The name Haut-Bages-Libéral is derived from the estate's location and historical owner, with Haut-Bages referring to its position at the top of the Bages plateau between Pauillac and St Julien and Libéral referring to the family who owned the estate during the 18th century. The estate is run by Claire Villars-Lurton, manager of Château Ferrière and Château La Gurge, and wife of Gonzague Lurton, owner of Château Durfort-Vivens.

==History==

The Libéral family settled on the estate in the 1700s. The family's business, working as an intermediary between wine producers and the market, enabled them to build a fortune and acquire vineyard land. By the 1800s, the wine's reputation was quite good, enough so that the estate was classified Cinquième Cru Classé in the Classification of 1855.

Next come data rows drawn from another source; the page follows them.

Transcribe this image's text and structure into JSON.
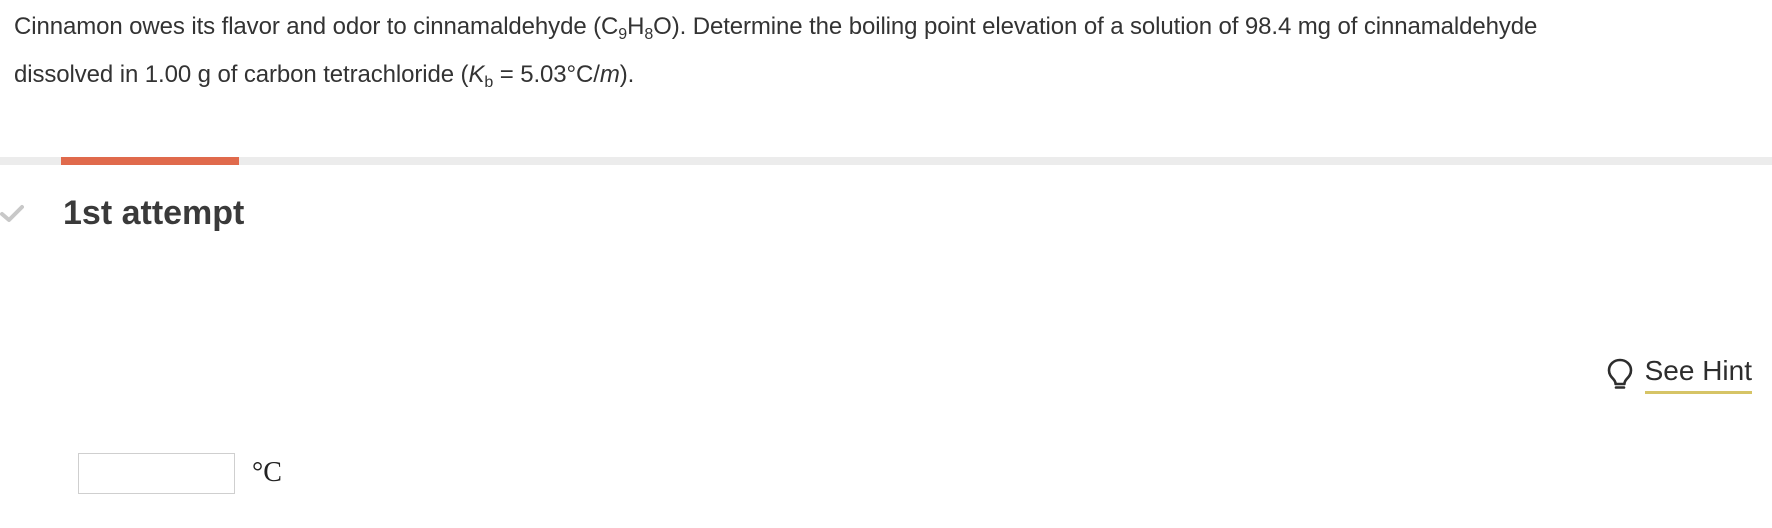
{
  "question": {
    "line1_prefix": "Cinnamon owes its flavor and odor to cinnamaldehyde (C",
    "sub_c": "9",
    "h": "H",
    "sub_h": "8",
    "line1_suffix": "O). Determine the boiling point elevation of a solution of 98.4 mg of cinnamaldehyde",
    "line2_prefix": "dissolved in 1.00 g of carbon tetrachloride (",
    "kb_symbol": "K",
    "kb_sub": "b",
    "kb_value": " = 5.03°C/",
    "molal_symbol": "m",
    "line2_suffix": ")."
  },
  "attempt": {
    "title": "1st attempt",
    "progress_fraction": 0.104
  },
  "hint": {
    "label": "See Hint",
    "icon": "lightbulb-icon"
  },
  "answer": {
    "value": "",
    "placeholder": "",
    "unit": "°C"
  },
  "colors": {
    "progress_fill": "#e06a4c",
    "progress_track": "#ececec",
    "hint_underline": "#d6c466",
    "check": "#c8c8c8"
  }
}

During the next century, the estate's reputation and quality waned, as phylloxera, war, and the Great Depression took their toll. The Société Civile Charreules (owned by the Cruse family) purchased the estate in 1960, and during the next decade, some of the vineyard plots adjoining Château Pontet-Canet were transferred to Pontet, which was also under the Cruse's control.

In 1982, several years after selling off Pontet-Canet, the Cruses sold the estate off to Jacques Merlaut, head of the Taillan Group. Merlaut was owner of Château Chasse-Spleen; the Taillan Group would later acquire Château Gruaud-Larose, Château Ferrière, Château Citran, and Château La Gurgue. Merlaut's granddaughter, Claire Villars-Lurton, runs the estate today.

==Vineyards and winemaking==

The estate has three vineyards; the largest is adjacent to Château Latour, with a smaller plot down the road adjacent to Château Pichon-Lalande. Both of these plots are relatively close to the Gironde; the third plot is further inland, adjacent to
Château Grand-Puy-Lacoste. The soil consists mainly of a deep bed of gravel over limestone affording drainage. The total area under vine is 30 ha, with an average vine age of 40 years. Vines are replanted individually, with the varietal mix being approximately 70% Cabernet Sauvignon and 30% Merlot. In 2009, the final blend of the grand vin was 68% Cabernet, 32% Merlot.

For the grand vin, grapes are hand-harvested and fermented in temperature controlled steel tanks. Barrel aging occurs over 16 months in 40% new oak, with malolactic fermentation occurring during this time.

A second wine is produced under the labels La Fleur de Haut-Bages-Libéral and La Chapelle de Bages.

== Technical informations ==

Informations
| Owner | Claire VILLARS LURTON |
| Winemaking consultant | Eric BOISSENOT |
| Surface of the wineyard | 30 hectares |
| Soil | Guntz Garonne gravels and gravelly-clay on limestone substrate |
| Average age of vineyard | 40 years old |
| Density | 10 000 plants/ha |
| Plantation | 65% Cabernet Sauvignon, 30% Merlot, 5% Cabernet Franc |
| Winemaking | Traditional in concrete and stainless vats, whose volumes are proportional to plot |
| Ageing | 40% of new oak, ageing 16 months |
| Second vin | La Chapelle de Bages, La Fleur de Bages, Le Pauillac de Haut-Bages Libéral, Le Haut Médoc de Haut-Bages Libéral |

== Visit ==

Château Haut-Bages Libéral is open from Monday to Friday from 10 am to 5:30 pm.